The goal of any company or brand is to create a seamless customer experience across a wide variety of touchpoints, channels and platforms. While traditional customer experience management (CEM) tools are effective in managing this customer experience across new channels and platforms (both online and offline), the increasing globalisation of brands poses a difficult question for marketers: how do you create a seamless customer experience across different global markets?
The global customer experience
Answering this question means recognising the unique issues and challenges that arise when brands begin to acquire a global reach and marketing campaigns go international. Companies must stay in tune with the needs of their customers, regardless of their geographic location, and must take steps to ensure their international marketing campaigns properly reflect the needs of customers in overseas markets.
Remember, putting the customer at the heart of the business is the central tenet of marketing. This means creating products and services that are rooted in the needs of the customer rather than the need of the company to sell its products. This is especially important in a global context, where the needs of the customer can change very quickly the further you move geographically from your home market.
Thus, a global campaign means more work to accommodate wider diversity, especially culturally and linguistically. This is already complex, but by adding the complexity of languages, it becomes a very difficult process to manage. Certain words may carry a certain connotation or meaning in one culture that’s not present in another.
Cultural sensitivities and local nuances are complex – there’s the obvious question of casting, locations, styling and messaging that will work at least regionally, if not globally. Promoting a brand in Brazil is obviously very different from promoting a brand in a place like Sweden, but there are certain ideals, principles and values that are universal.
Moreover, marketers must consider the wider question of target audience. How much crossover is there between a home audience you know intimately and your audience in other countries? How much overlap is there in lifestyle, values, attitudes and aspirations?
Following the best practices of CEM, it’s important to deliver locally relevant experiences on a consistent basis. It’s also important to coordinate efforts globally. This means sharing knowledge and learning about customer preferences and behaviours in different overseas markets, as well as ensuring that certain global standards and practices are maintained.
5 key success factors
With that in mind, there are five key success factors that will help you create a seamless customer experience across different global markets:
1. Team
Have a central brand management team that can oversee all countries. This makes it much easier to deliver locally relevant experiences on a consistent basis. This centralised team will understand what works – and what doesn’t work – across different regions and countries, and be able to share these best practices with the local marketing team.
2. Timing
Dedicate the proper attention to timing and planning. Good central planning will ensure you have enough time for proper review and ensure consistency across markets. Often, in the rush to roll out marketing campaigns by a certain deadline, not enough time and attention is paid to all the details of a specific campaign asset, such as a paid media spot.
3. Simplicity
Devise a single overarching idea, value proposition or asset that is easily and simply translatable across all markets. In terms of a single, overarching idea, it might be something like ‘affordable luxury’ or ‘ultimate performance’. In terms of a single asset, it might be a specific video that highlights what your brand is all about in less than two minutes.
4. Technology
Leverage technology to extend your global reach and ensure easy access to niche geographic markets. Getting it right across markets is the key to building global brand equity. Remember, the goal is a seamless customer experience, and this is where mobile technology – i.e. tablets and smartphones – can help to build links between the online and offline. Customers who interact with your brand online should have the same type of experience when they visit your shop or retail location offline.
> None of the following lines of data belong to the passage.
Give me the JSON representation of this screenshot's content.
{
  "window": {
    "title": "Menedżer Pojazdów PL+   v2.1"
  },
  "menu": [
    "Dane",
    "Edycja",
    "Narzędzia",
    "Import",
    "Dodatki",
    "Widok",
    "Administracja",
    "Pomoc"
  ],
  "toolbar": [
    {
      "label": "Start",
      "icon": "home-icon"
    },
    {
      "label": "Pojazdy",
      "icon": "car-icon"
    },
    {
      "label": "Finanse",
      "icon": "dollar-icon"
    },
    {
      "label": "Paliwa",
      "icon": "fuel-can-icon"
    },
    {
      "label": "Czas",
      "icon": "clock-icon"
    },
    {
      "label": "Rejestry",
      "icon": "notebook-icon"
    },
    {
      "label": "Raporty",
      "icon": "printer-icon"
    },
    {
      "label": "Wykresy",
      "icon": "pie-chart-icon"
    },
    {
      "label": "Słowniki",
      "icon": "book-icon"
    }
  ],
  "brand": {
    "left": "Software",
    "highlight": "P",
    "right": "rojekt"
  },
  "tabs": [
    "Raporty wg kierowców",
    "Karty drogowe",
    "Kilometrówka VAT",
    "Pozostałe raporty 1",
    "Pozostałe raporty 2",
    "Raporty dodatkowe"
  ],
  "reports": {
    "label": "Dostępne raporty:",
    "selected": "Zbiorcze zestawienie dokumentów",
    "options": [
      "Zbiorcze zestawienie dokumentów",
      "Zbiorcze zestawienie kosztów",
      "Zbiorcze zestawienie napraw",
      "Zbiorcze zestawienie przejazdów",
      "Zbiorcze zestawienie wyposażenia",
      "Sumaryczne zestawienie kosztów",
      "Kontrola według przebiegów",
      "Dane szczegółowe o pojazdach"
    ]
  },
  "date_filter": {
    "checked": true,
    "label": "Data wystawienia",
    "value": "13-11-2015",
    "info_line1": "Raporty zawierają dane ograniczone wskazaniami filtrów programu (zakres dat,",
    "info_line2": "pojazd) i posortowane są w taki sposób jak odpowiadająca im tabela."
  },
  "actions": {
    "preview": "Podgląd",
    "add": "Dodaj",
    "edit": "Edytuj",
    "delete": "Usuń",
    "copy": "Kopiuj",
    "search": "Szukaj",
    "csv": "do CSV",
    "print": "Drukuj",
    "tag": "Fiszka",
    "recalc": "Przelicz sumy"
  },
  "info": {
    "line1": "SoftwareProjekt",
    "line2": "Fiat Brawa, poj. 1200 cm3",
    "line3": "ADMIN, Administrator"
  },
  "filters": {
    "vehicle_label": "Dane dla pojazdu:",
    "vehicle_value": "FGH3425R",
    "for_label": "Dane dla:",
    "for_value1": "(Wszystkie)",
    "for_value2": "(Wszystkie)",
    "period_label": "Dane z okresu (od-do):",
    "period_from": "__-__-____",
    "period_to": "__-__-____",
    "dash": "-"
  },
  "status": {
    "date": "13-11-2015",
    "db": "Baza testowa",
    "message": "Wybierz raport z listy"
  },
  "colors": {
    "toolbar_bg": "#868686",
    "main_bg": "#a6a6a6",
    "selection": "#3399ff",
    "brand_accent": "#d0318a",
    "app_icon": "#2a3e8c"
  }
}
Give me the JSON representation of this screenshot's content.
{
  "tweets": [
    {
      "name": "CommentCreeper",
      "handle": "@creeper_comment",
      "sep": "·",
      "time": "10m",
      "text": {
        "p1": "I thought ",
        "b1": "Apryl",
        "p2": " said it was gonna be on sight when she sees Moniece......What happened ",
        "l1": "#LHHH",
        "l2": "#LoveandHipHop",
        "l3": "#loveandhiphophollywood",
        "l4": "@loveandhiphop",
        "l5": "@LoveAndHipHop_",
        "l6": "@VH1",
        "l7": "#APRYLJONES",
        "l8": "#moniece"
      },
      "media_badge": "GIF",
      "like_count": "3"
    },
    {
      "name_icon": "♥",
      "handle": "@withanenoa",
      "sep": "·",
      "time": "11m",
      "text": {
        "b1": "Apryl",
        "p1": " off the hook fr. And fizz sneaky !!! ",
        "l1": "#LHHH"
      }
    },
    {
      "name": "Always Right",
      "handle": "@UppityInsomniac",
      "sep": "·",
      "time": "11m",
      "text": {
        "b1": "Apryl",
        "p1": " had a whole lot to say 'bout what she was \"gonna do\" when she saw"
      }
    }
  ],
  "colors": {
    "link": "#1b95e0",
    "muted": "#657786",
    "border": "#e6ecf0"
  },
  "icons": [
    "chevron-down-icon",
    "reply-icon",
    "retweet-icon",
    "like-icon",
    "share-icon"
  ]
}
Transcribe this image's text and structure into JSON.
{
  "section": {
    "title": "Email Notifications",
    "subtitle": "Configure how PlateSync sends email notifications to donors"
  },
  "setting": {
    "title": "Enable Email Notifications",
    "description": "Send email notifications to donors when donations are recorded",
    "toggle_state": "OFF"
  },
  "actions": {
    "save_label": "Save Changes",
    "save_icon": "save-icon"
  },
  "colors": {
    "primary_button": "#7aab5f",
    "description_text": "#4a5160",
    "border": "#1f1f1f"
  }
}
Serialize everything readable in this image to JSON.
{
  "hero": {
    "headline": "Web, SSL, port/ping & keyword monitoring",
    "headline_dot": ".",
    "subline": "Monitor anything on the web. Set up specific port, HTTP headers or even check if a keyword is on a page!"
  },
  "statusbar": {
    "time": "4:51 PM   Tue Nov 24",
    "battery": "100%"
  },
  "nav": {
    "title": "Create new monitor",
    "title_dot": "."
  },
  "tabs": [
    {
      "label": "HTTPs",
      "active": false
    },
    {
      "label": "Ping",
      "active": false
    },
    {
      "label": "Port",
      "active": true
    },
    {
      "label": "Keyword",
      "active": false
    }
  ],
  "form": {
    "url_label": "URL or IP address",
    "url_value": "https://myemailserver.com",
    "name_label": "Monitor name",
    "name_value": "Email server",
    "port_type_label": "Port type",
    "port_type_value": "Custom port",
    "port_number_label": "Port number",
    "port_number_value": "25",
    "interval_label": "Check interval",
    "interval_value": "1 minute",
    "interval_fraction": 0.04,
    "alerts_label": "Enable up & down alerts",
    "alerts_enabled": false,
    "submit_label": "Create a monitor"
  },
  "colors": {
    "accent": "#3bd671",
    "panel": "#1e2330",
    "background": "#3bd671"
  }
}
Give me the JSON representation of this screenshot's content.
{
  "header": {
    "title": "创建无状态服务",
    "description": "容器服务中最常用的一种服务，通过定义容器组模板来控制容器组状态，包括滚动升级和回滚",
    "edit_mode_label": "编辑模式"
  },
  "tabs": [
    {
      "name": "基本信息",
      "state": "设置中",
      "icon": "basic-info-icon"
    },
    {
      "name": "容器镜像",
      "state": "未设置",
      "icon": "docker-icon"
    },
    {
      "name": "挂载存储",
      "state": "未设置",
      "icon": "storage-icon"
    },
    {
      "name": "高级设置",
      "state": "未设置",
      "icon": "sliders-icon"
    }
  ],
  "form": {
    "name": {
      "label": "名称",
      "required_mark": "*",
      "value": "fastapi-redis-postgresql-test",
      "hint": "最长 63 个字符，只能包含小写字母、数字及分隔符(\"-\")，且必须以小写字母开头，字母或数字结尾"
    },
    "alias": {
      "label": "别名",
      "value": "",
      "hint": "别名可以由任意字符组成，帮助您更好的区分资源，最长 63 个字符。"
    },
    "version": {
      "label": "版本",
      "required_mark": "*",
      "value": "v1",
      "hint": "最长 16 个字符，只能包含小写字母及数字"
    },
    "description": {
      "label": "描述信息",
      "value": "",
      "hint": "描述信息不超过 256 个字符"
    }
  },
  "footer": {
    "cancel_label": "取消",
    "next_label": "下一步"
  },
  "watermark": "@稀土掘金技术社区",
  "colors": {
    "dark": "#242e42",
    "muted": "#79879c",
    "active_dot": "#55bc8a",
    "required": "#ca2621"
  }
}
5. Embrace cultural differences
There are cultural differences, but it’s possible to embrace them and use them to improve the impact of marketing communications. B2B brands should adopt the mantra ‘think global, act local’, which means adapting global strategies to meet the needs of locating marketing initiatives. For example, take the basic concept of ‘luxury’. In Western markets, luxury may imply a certain type of lifestyle, whereas in developing or emerging markets, luxury may relate to the possession of certain goods that are not widely accessible.
By keeping in mind these five success factors, you will be able to deliver locally relevant experiences while coordinating efforts globally. Furthermore, you will be able to institutionalise learning globally in order to ensure that global standards and practices are maintained. A marketing team traveling from London or Berlin to Tokyo or Shanghai should not feel that a brand’s message and positioning has been fundamentally altered.
Summary
For any brand that already has an international audience – or that is thinking of going international – it is absolutely imperative to get the customer experience right. In order for this experience to become seamless, a customer moving between North America, Europe and Asia must see the same core values and ideas associated with the brand. The precise message and the people used to convey that message might change, but the overarching idea of the brand must not. That’s the key to building a global brand.
Most importantly, a seamless customer experience across global markets ensures the highest possible ROI for your marketing efforts. You can think of this as getting the most value for your marketing dollars. Since so many different elements of your marketing strategy can now be deployed across borders, it means that you don’t have to start from scratch every time you enter a new market. This simplifies the process of extending your products geographically and transforming your brand into one that’s truly global.